I think because Nate is a person of faith even though his faith is constantly evolving as he searches for answers throughout the book as to what his relationship with God should be, it helped me to buy his willingness to forgive Jason and it did not come easy to Nate either. I believed that he made his choice freely.
And what about Jason? I had no doubts at the end that he had his priorities straightened out and agonized over his choices almost from the beginning of the book but four years ago he did try to bring down the evil thing. It is almost as if the writers tried to show that in life there are often no neat answers to every question.

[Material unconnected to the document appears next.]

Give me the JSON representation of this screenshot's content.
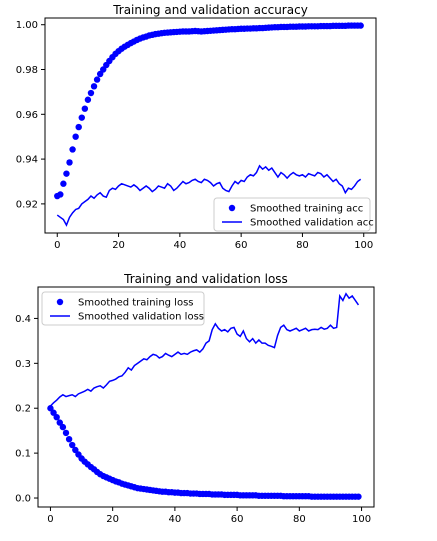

"“I don’t owe anyone anything!” he snapped. He shook his head, trying to clear it of the perpetual ache he seemed to live with now. “I’ve paid. Okay? I paid in Afghanistan. And I’m paying now, watching my aunt die. I pay every fucking time I see the scar on Nate’s wrist. I do not owe you. I do not owe ‘the world.’ The only one I owe anything to is Nate. And what I owe him is the choice I failed to give him before. The privacy he’s been denied over and over again.” Jason’s voice grew ragged. “Trotted out like a show animal by his father, for each new group of kids. Forced to fucking perform, to use his suffering to contribute to theirs. To deny who he was, and ask them to deny who they were. To defend his father, and that fucking disease of a camp…”

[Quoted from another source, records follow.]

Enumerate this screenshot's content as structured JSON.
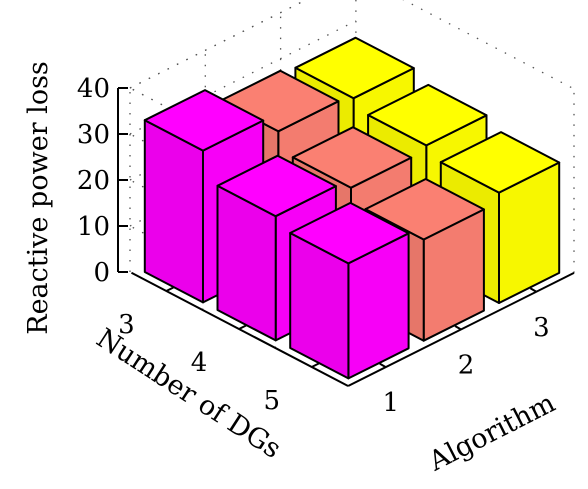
{
  "chart_data": {
    "type": "bar3d",
    "title": "",
    "zlabel": "Reactive power loss",
    "xlabel": "Algorithm",
    "ylabel": "Number of DGs",
    "x_categories": [
      "1",
      "2",
      "3"
    ],
    "y_categories": [
      "3",
      "4",
      "5"
    ],
    "z_ticks": [
      "0",
      "10",
      "20",
      "30",
      "40"
    ],
    "zlim": [
      0,
      40
    ],
    "grid": true,
    "colors": {
      "1": "#ff00ff",
      "2": "#fa8072",
      "3": "#ffff00"
    },
    "bars": [
      {
        "algorithm": "1",
        "dgs": "3",
        "value": 33
      },
      {
        "algorithm": "1",
        "dgs": "4",
        "value": 27
      },
      {
        "algorithm": "1",
        "dgs": "5",
        "value": 25
      },
      {
        "algorithm": "2",
        "dgs": "3",
        "value": 29
      },
      {
        "algorithm": "2",
        "dgs": "4",
        "value": 25
      },
      {
        "algorithm": "2",
        "dgs": "5",
        "value": 22
      },
      {
        "algorithm": "3",
        "dgs": "3",
        "value": 28
      },
      {
        "algorithm": "3",
        "dgs": "4",
        "value": 26
      },
      {
        "algorithm": "3",
        "dgs": "5",
        "value": 24
      }
    ]
  }
}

“But it wasn’t quite that simple. Age might cement beliefs, but it also put you on more intimate terms with uncertainty. Vulnerability. With everything that came to challenge those hard-won beliefs. The jaws that clamped around all your hopes and wishes and shook them until stuffing popped from the seams. Those beliefs, those dinosaurial certainties, became your toeholds on the crumbling mountain you were forced to climb. Jason felt like he’d aged a hundred fucking years since Tacoma. He could look back on that twenty-two year old who’d “leaked” a video of himself fucking Reverend Tull’s son and not have a clue why.
What sort of blinding stupidity, careening arrogance, or dearth of understanding had let him do that? But he could also look back, and somewhere, under scars and skin, feel the same blood pulsing through him, feel the same tough threads of righteousness holding together a frayed and faded man. He couldn’t escape what had happened by claiming he was a different person. He had to accept what he’d done into the whole of himself. He’d hurt Nate in a bone-deep way that nothing could ever justify. Collateral damage, he’d told himself when he couldn’t quite believe the lie that he was doing Nathan Tull a favor. Collateral damage. Well, that was something he and Reverend Tull had in common, wasn’t it?"
Overall I thought it was a very well written and quite dark book. I doubt I will ever reread it but I am glad I tried the story.